Het gesprek is voor iedereen die voor het eerst een beroep doet op de compensatieplicht in het kader van de Wmo de logische start. Wie door eerdere aanvragen en een eerder gesprek al bekend is kan wellicht de fase van het gesprek overslaan. Bij een sindsdien gewijzigde situatie kan het echter van belang zijn een nieuw of een aanvullend gesprek te houden.

Tijdens het gesprek wordt – geheel uitgaande van degene die aangeeft behoefte te hebben aan compensatie, verder belanghebbende genoemd – een complete inventarisatie gemaakt, die betrekking heeft op zaken als:

- de beperking, het chronisch psychisch probleem of het psychosociaal probleem dat basis is van de behoefte aan compensatie;

- de mogelijkheden die de belanghebbende ondanks dit probleem heeft;

- de onmogelijkheden die de belanghebbende ondervindt als gevolg van het ondervonden probleem of de ondervonden problemen;

- de resultaten die belanghebbende wil bereiken op de verschillende in deze verordening weergegeven terreinen;

- hetgeen belanghebbende inmiddels zelf heeft gedaan om bestaande belemmeringen op te lossen;

- de mogelijkheden die belanghebbende heeft om deze resultaten via eigen oplossingen, via algemene voorzieningen, via algemeen gebruikelijke voorzieningen of via collectieve voorzieningen te bereiken;

- de mogelijkheden die de gemeente in principe biedt om de problemen via een individuele voorziening op te lossen.

 

Het gesprek staat op zich los van een aanvraag voor een individuele voorziening in het kader van prestatieveld 6 van de Wmo (artikel 1, lid 1 onder g sub 6 Wmo). Zo kan worden voorkomen dat er een claimgerichte invulling van de Wmo plaatsvindt, hetgeen strijdig is strijd is met de doelstelling van de Wmo.

 

Omdat het op zich al van belang is dat het gesprek uitmondt in volstrekte duidelijkheid over datgene wat in het gesprek is aangegeven, is er voor gekozen in bepaalde situaties dit gesprek uit te laten monden in een verslag, dat voor akkoord wordt getekend. Indien gewenst kan het verslag als aanvraag gebruikt kan worden indien individuele voorzieningen noodzakelijk blijken te zijn.

 

Bij het gesprek zal het begrippenkader van de ICF, de International Classification of Functions, Disabilities and Health, uitgangsput zijn. Ook bij de formulering van de te bereiken resultaten is het ICF basis geweest. Het is de wens van de wetgever geweest dat dit plaats zou vinden.
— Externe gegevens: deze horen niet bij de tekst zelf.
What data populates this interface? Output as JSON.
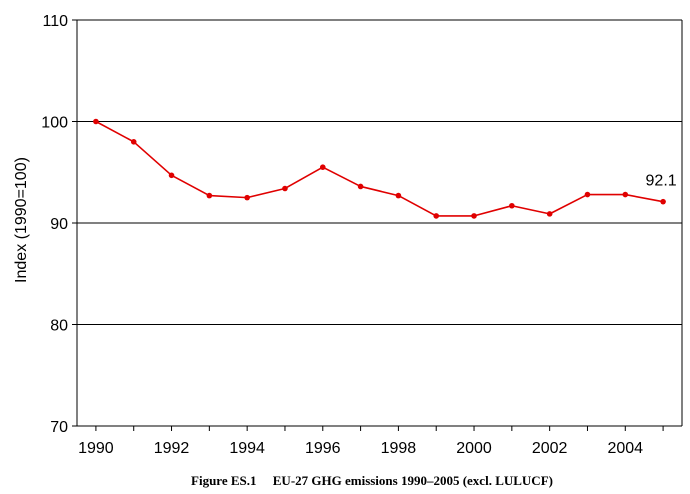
{
  "chart_data": {
    "type": "line",
    "title": "",
    "caption": "Figure ES.1     EU-27 GHG emissions 1990–2005 (excl. LULUCF)",
    "xlabel": "",
    "ylabel": "Index (1990=100)",
    "x": [
      1990,
      1991,
      1992,
      1993,
      1994,
      1995,
      1996,
      1997,
      1998,
      1999,
      2000,
      2001,
      2002,
      2003,
      2004,
      2005
    ],
    "x_ticks": [
      "1990",
      "1992",
      "1994",
      "1996",
      "1998",
      "2000",
      "2002",
      "2004"
    ],
    "y_ticks": [
      "70",
      "80",
      "90",
      "100",
      "110"
    ],
    "ylim": [
      70,
      110
    ],
    "xlim": [
      1989.5,
      2005.5
    ],
    "series": [
      {
        "name": "",
        "color": "#e00000",
        "values": [
          100.0,
          98.0,
          94.7,
          92.7,
          92.5,
          93.4,
          95.5,
          93.6,
          92.7,
          90.7,
          90.7,
          91.7,
          90.9,
          92.8,
          92.8,
          92.1
        ]
      }
    ],
    "annotations": [
      {
        "text": "92.1",
        "x": 2005,
        "y": 92.1
      }
    ],
    "grid": "horizontal",
    "legend": "none"
  }
}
Toelichting amendement van het lid van Miltenburg c.s. TK 2005-2006, 30131 nr. 65: “Voor de gemeentelijke uitvoeringspraktijk biedt de International Classification of Functions, Disabilities and Impairments (ICF classificatie) een uniform begrippenkader dat als grondslag kan dienen om de behoefte aan voorzieningen in individuele gevallen vast te stellen.”
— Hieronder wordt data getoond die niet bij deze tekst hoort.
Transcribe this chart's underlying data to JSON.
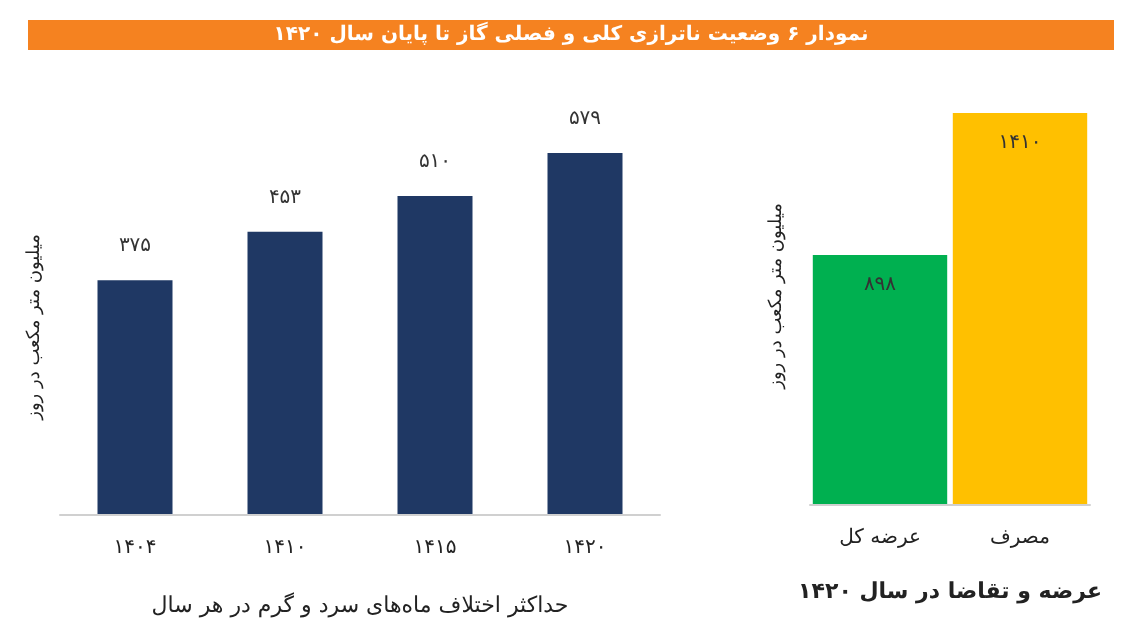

Bij het voeren van het gesprek is kennis van alle in de regio aanwezige mogelijkheden aan algemene, algemeen gebruikelijke, collectieve en ook individuele voorzieningen (de zogenaamde “sociale kaart”) onmisbaar. Na dit gesprek moet duidelijk zijn dat alle voorliggende, door belanghebbende zelfstandig aan te spreken mogelijkheden, bekeken zijn. Mocht de gemeente nadat een aanvraag is ingediend behoefte hebben aan een medisch advies of een onderzoek door een deskundige van een andere discipline, dan vindt dit na het gesprek plaats, en zijn de verordeningsregels rondom advisering van toepassing.

 

Het gesprek wordt in principe bij de belanghebbende thuis gevoerd. De eigen woning is de vertrouwde omgeving van betrokkene. Verder kan het relevant zijn de leefomgeving van de belanghebbende te zien. Uiteraard is het mogelijk dat de belanghebbende aangeeft het gesprek liever elders te voeren. Dat zou kunnen zijn bij een vertrouwenspersoon of een naast familielid, maar ook bij de gemeente.

 

Lid 1 van artikel 5 geeft aan dat de ICF de basis is voor het begrippenkader van het gesprek. Dit wil niet zeggen dat de ICF op tafel moet komen of dat belanghebbende bekend moet zijn met de ICF. De ICF kan aan de basis liggen van de lijst met te bespreken punten en de daarbij te gebruiken begrippen.

 

Lid 2 bepaalt dat als de melding gedaan is door een mantelzorger, het gesprek met de mantelzorger en zo mogelijk ook met degene die door de mantelzorger verzorgd wordt, gevoerd zal worden.

Artikel 6. Het verslag

Artikel 6 bepaalt in lid 1 dat het gesprek met een verslag kan worden afgesloten. Het verslag kan het beste zo snel mogelijk, bijvoorbeeld aan 2 tot 4 werkdagen beschikbaar worden gesteld. Hoe sneller het verslag beschikbaar is, hoe beter de deelnemers aan het gesprek zich dat gesprek kunnen herinneren!

 

Belanghebbende heeft de mogelijkheid in het verslag correcties en aanvullingen aan te brengen. Deze worden aan het oorspronkelijke verslag toegevoegd. Als de belanghebbende het verslag ondertekent en het verslag is voorzien van zijn naam, adres en een dagtekening kan het verslag functioneren als aanvraagformulier voor een individuele aanvraag, als dat (mede) de uitkomst is van het gesprek.

 

Daarbij dient men zich te realiseren dat het gesprek gevoerd wordt vanuit de belanghebbende en zijn behoeften en persoonlijke kenmerken. Van het verslag kan dan ook niet verwacht worden dat het een objectieve weergave van de situatie van betrokkene weergeeft: het zal duidelijk subjectieve aspecten bevatten, die als zodanig herkenbaar moeten zijn in het verslag. Bestaat er uiteindelijk behoefte aan een objectieve onderbouwing, dan zal dat na de aanvraag plaats moeten hebben, bijvoorbeeld via advies.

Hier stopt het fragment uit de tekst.